If like me you are frustrated at the way ebay searches don't bring things up the way they used to then I found this way of returning it to Sort:ending Soonest rather than Sort:Best Match.

_Many buyers are COMPLETELY DISGUSTED by the default search method of "Best Match" -- which honestly is an udder disaster because it DOES NOT give the best match! In this guide I am going to walk you through the steps to return your default back to "Time: Ending Soonest".
1) Do a search for anything.
2) When the search results come up click on "Customize Display" next to the "Sort By:" box.
3) When the page loads scroll down to the bottom to where it says "Advance Settings" and under it "Search Sort By:" -- it will have a box where you can choose how you want your searches sorted. Click the arrow on the right of the box and choose "Time: Ending Soonest".
4) Click on "Apply Changes" at bottom._

Hope this is as useful to you guys as it was for me 

AC


----------



## aaronnorth (4 May 2009)

thanks, ebay seem to be making things worse lately  

I dont like paying for items by paypal through the ebay site either.


----------



## zig (4 May 2009)

aaronnorth said:
			
		

> thanks, ebay seem to be making things worse lately
> 
> I dont like paying for items by paypal through the ebay site either.




Are there problems paying through paypal on ebay?


----------



## aaronnorth (4 May 2009)

zig said:
			
		

> aaronnorth said:
> 
> 
> 
> ...



No, i just feel more secure paying through the Paypal website, i dont see why you should have to enter your password on ebay.

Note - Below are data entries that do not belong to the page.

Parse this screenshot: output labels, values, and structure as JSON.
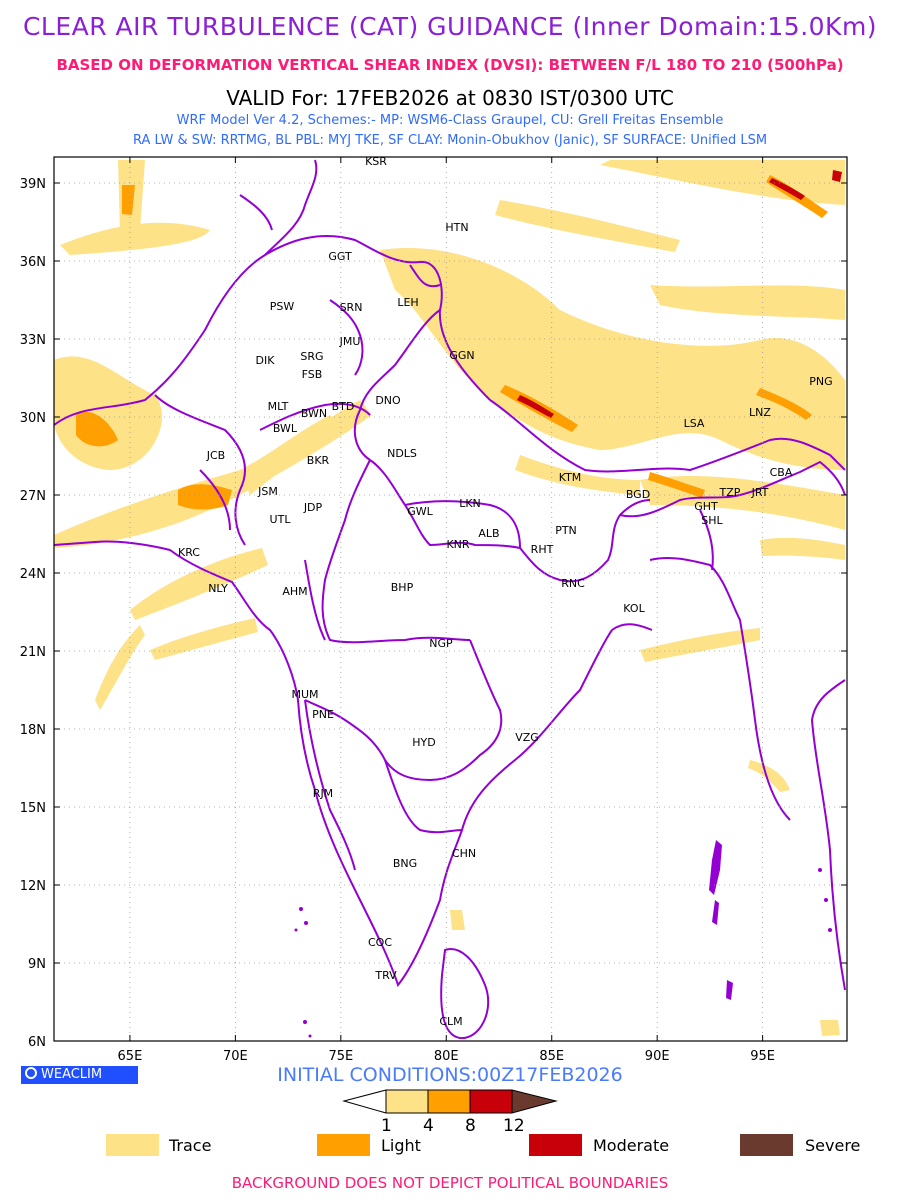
{
  "header": {
    "title": "CLEAR AIR TURBULENCE (CAT) GUIDANCE (Inner Domain:15.0Km)",
    "subtitle": "BASED ON DEFORMATION VERTICAL SHEAR INDEX (DVSI): BETWEEN F/L 180 TO 210 (500hPa)",
    "valid": "VALID For: 17FEB2026 at 0830 IST/0300 UTC",
    "model_line1": "WRF Model Ver 4.2, Schemes:- MP: WSM6-Class Graupel, CU: Grell Freitas Ensemble",
    "model_line2": "RA LW & SW: RRTMG, BL PBL: MYJ TKE, SF CLAY: Monin-Obukhov (Janic), SF SURFACE: Unified LSM"
  },
  "map": {
    "lat_ticks": [
      "39N",
      "36N",
      "33N",
      "30N",
      "27N",
      "24N",
      "21N",
      "18N",
      "15N",
      "12N",
      "9N",
      "6N"
    ],
    "lon_ticks": [
      "65E",
      "70E",
      "75E",
      "80E",
      "85E",
      "90E",
      "95E"
    ],
    "stations": [
      {
        "code": "KSR"
      },
      {
        "code": "HTN"
      },
      {
        "code": "GGT"
      },
      {
        "code": "PSW"
      },
      {
        "code": "SRN"
      },
      {
        "code": "LEH"
      },
      {
        "code": "JMU"
      },
      {
        "code": "GGN"
      },
      {
        "code": "DIK"
      },
      {
        "code": "SRG"
      },
      {
        "code": "FSB"
      },
      {
        "code": "MLT"
      },
      {
        "code": "BWN"
      },
      {
        "code": "BTD"
      },
      {
        "code": "DNO"
      },
      {
        "code": "BWL"
      },
      {
        "code": "PNG"
      },
      {
        "code": "LSA"
      },
      {
        "code": "LNZ"
      },
      {
        "code": "JCB"
      },
      {
        "code": "BKR"
      },
      {
        "code": "NDLS"
      },
      {
        "code": "KTM"
      },
      {
        "code": "CBA"
      },
      {
        "code": "JSM"
      },
      {
        "code": "BGD"
      },
      {
        "code": "TZP"
      },
      {
        "code": "JRT"
      },
      {
        "code": "LKN"
      },
      {
        "code": "GHT"
      },
      {
        "code": "JDP"
      },
      {
        "code": "GWL"
      },
      {
        "code": "SHL"
      },
      {
        "code": "UTL"
      },
      {
        "code": "ALB"
      },
      {
        "code": "PTN"
      },
      {
        "code": "KNR"
      },
      {
        "code": "RHT"
      },
      {
        "code": "KRC"
      },
      {
        "code": "NLY"
      },
      {
        "code": "AHM"
      },
      {
        "code": "BHP"
      },
      {
        "code": "RNC"
      },
      {
        "code": "KOL"
      },
      {
        "code": "NGP"
      },
      {
        "code": "MUM"
      },
      {
        "code": "PNE"
      },
      {
        "code": "HYD"
      },
      {
        "code": "VZG"
      },
      {
        "code": "RJM"
      },
      {
        "code": "CHN"
      },
      {
        "code": "BNG"
      },
      {
        "code": "COC"
      },
      {
        "code": "TRV"
      },
      {
        "code": "CLM"
      }
    ]
  },
  "branding": {
    "label": "WEACLIM"
  },
  "initial_conditions": "INITIAL CONDITIONS:00Z17FEB2026",
  "colorbar": {
    "ticks": [
      "1",
      "4",
      "8",
      "12"
    ],
    "colors": [
      "#ffffff",
      "#fde288",
      "#ff9f00",
      "#c8000a",
      "#6b3a2e"
    ]
  },
  "legend": [
    {
      "label": "Trace",
      "color": "#fde288"
    },
    {
      "label": "Light",
      "color": "#ff9f00"
    },
    {
      "label": "Moderate",
      "color": "#c8000a"
    },
    {
      "label": "Severe",
      "color": "#6b3a2e"
    }
  ],
  "footer": "BACKGROUND DOES NOT DEPICT POLITICAL BOUNDARIES",
  "colors": {
    "boundary": "#9400d3",
    "title": "#8b1fd6",
    "subtitle": "#ff1a75",
    "model_text": "#2f6bff"
  }
}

Some people have complained about it not working on safari or google chrome (one or the other)

thanks.


----------



## zig (4 May 2009)

aaronnorth said:
			
		

> zig said:
> 
> 
> 
> ...



Ok Thanks Arron, just checking I wasn't totally out of touch. I see your point though.


----------



## GreenNeedle (4 May 2009)

PayPal is part of ebay!!!  Was bought by them in 2002.  I think that would mean that it should be safe.

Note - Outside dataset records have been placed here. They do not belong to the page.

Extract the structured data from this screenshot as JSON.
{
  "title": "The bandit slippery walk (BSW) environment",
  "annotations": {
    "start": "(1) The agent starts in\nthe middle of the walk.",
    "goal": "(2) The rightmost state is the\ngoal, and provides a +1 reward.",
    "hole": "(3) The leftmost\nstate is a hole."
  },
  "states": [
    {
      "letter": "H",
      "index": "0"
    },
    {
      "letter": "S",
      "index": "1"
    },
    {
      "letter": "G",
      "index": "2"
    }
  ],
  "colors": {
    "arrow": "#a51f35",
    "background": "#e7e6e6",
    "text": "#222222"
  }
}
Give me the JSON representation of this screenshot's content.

I know what you mean though.  It used to link to Paypal and then you entered in your paypal details on paypals site.  Now they have integrated the paypal screens into the ebay checkout process.  I would think however that it is the paypal site you are accessing through a 'front' ebay screen to make it look smoother.  I doubt whether ebay servers hold the passwords etc.

AC


----------



## Simon D (4 May 2009)

Well done Andy, 

I didn't even realise that was happening (doh). I new it was different but, as an occasional user, never really thought too much about it. 

You've now got five stars!

Cheers!


----------



## TLH (4 May 2009)

They've been doing this for ages already. We are stuck with the new search engine now though as we can't opt out any longer because the old one has been retired.

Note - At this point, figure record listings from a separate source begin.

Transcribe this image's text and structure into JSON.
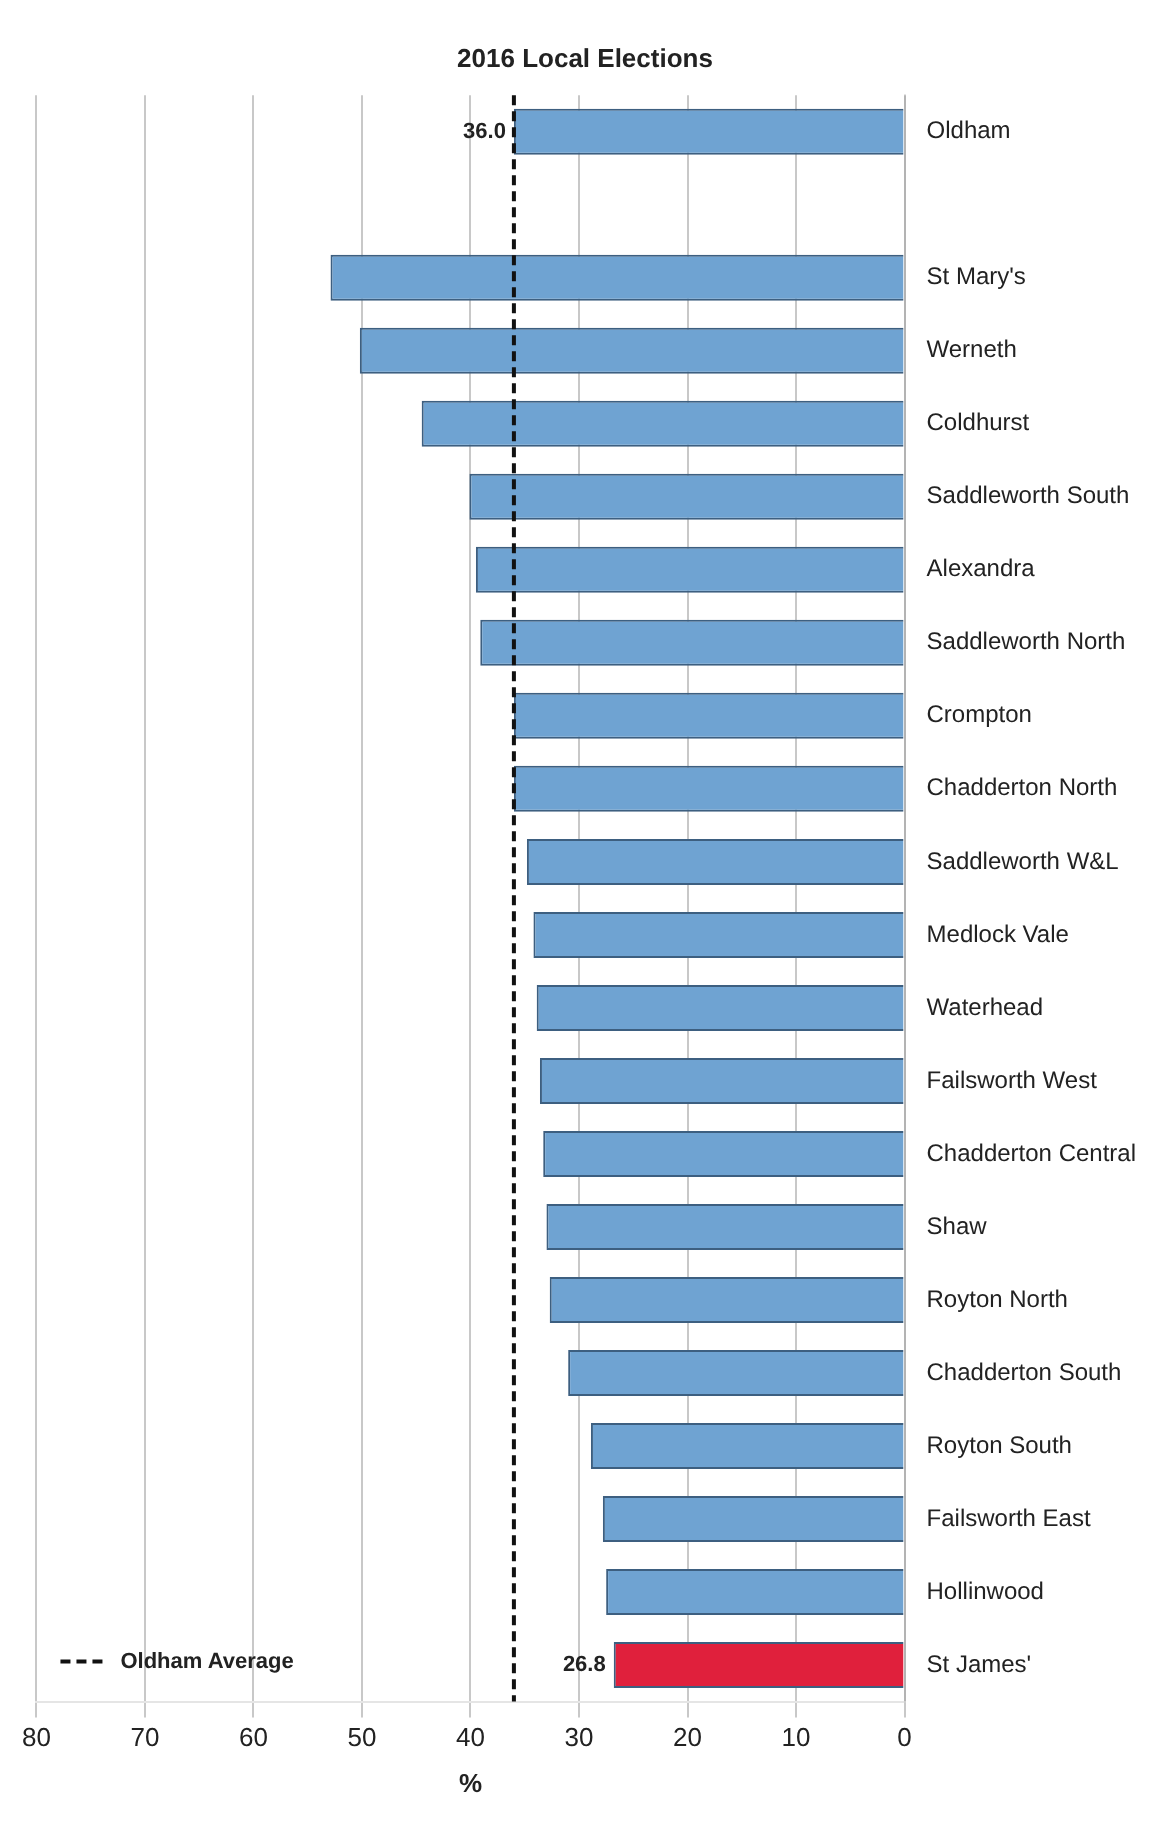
{
  "chart_data": {
    "type": "bar",
    "orientation": "horizontal",
    "title": "2016 Local Elections",
    "xlabel": "%",
    "categories": [
      "Oldham",
      null,
      "St Mary's",
      "Werneth",
      "Coldhurst",
      "Saddleworth South",
      "Alexandra",
      "Saddleworth North",
      "Crompton",
      "Chadderton North",
      "Saddleworth W&L",
      "Medlock Vale",
      "Waterhead",
      "Failsworth West",
      "Chadderton Central",
      "Shaw",
      "Royton North",
      "Chadderton South",
      "Royton South",
      "Failsworth East",
      "Hollinwood",
      "St James'"
    ],
    "values": [
      36.0,
      null,
      52.9,
      50.2,
      44.5,
      40.1,
      39.5,
      39.1,
      36.0,
      36.0,
      34.8,
      34.2,
      33.9,
      33.6,
      33.3,
      33.0,
      32.7,
      31.0,
      28.9,
      27.8,
      27.5,
      26.8
    ],
    "colors": [
      "#6fa3d2",
      "#6fa3d2",
      "#6fa3d2",
      "#6fa3d2",
      "#6fa3d2",
      "#6fa3d2",
      "#6fa3d2",
      "#6fa3d2",
      "#6fa3d2",
      "#6fa3d2",
      "#6fa3d2",
      "#6fa3d2",
      "#6fa3d2",
      "#6fa3d2",
      "#6fa3d2",
      "#6fa3d2",
      "#6fa3d2",
      "#6fa3d2",
      "#6fa3d2",
      "#6fa3d2",
      "#6fa3d2",
      "#e0203c"
    ],
    "value_labels": [
      "36.0",
      null,
      null,
      null,
      null,
      null,
      null,
      null,
      null,
      null,
      null,
      null,
      null,
      null,
      null,
      null,
      null,
      null,
      null,
      null,
      null,
      "26.8"
    ],
    "xlim": [
      80,
      0
    ],
    "xticks": [
      80,
      70,
      60,
      50,
      40,
      30,
      20,
      10,
      0
    ],
    "grid": "x",
    "ref_lines": [
      {
        "axis": "x",
        "value": 36.0,
        "label": "Oldham Average",
        "color": "#111111",
        "line_style": "dashed"
      }
    ]
  }
}
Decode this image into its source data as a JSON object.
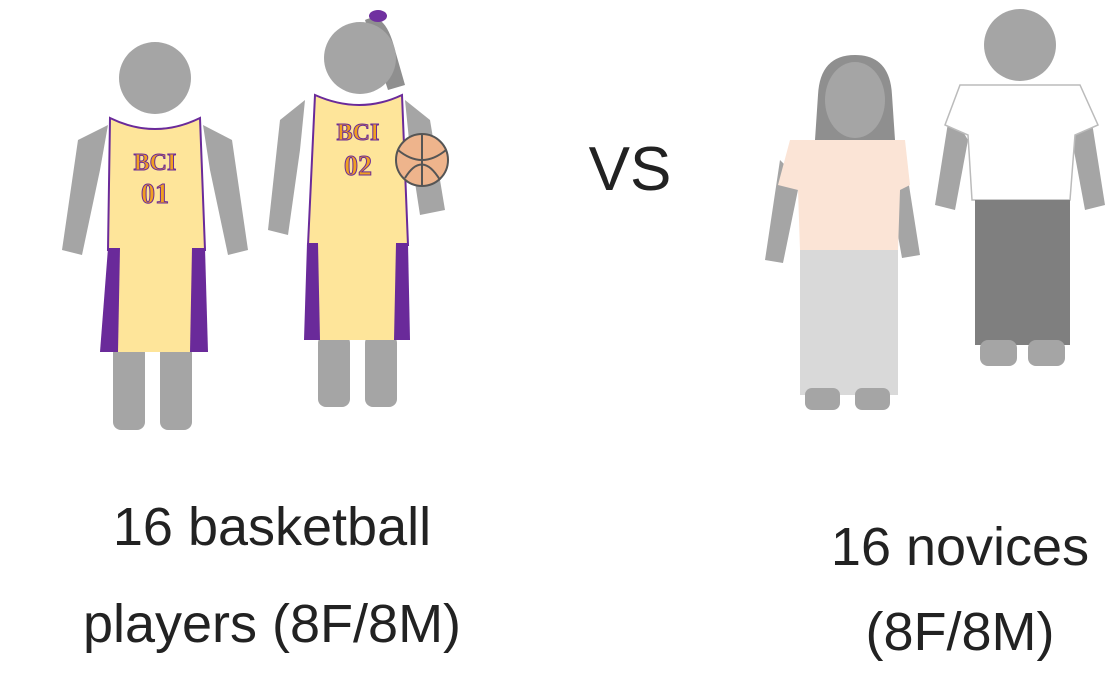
{
  "jerseys": [
    {
      "team": "BCI",
      "number": "01"
    },
    {
      "team": "BCI",
      "number": "02"
    }
  ],
  "separator": "VS",
  "groups": [
    {
      "lines": [
        "16 basketball",
        "players (8F/8M)"
      ]
    },
    {
      "lines": [
        "16 novices",
        "(8F/8M)"
      ]
    }
  ]
}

I can understand some of the changes but this is one of the bad ones. I don't want stuff pushed on me to buy. I go looking for very specific items when I ebay. I set this method of sorting already the first time I used the new search function. I didn't like it when they first introduced it and I filled in the feedback box saying so. Obviously not enough people moaned for them to change it, or they just ignored everyone and said "We'll do it our way anyway no matter what".


----------



## aaronnorth (5 May 2009)

SuperColey1 said:
			
		

> PayPal is part of ebay!!!  Was bought by them in 2002.  I think that would mean that it should be safe.
> 
> I know what you mean though.  It used to link to Paypal and then you entered in your paypal details on paypals site.  Now they have integrated the paypal screens into the ebay checkout process.  I would think however that it is the paypal site you are accessing through a 'front' ebay screen to make it look smoother.  I doubt whether ebay servers hold the passwords etc.
> 
> AC



didnt know they were owned by ebay, i didnt use it back then


----------



## vauxhallmark (5 May 2009)

SuperColey1 said:
			
		

> _Many buyers are COMPLETELY DISGUSTED by the default search method of "Best Match" -- which honestly is an udder disaster because it DOES NOT give the best match!
> 
> AC_


_

I shutter to think what an "udder disaster" means  _


----------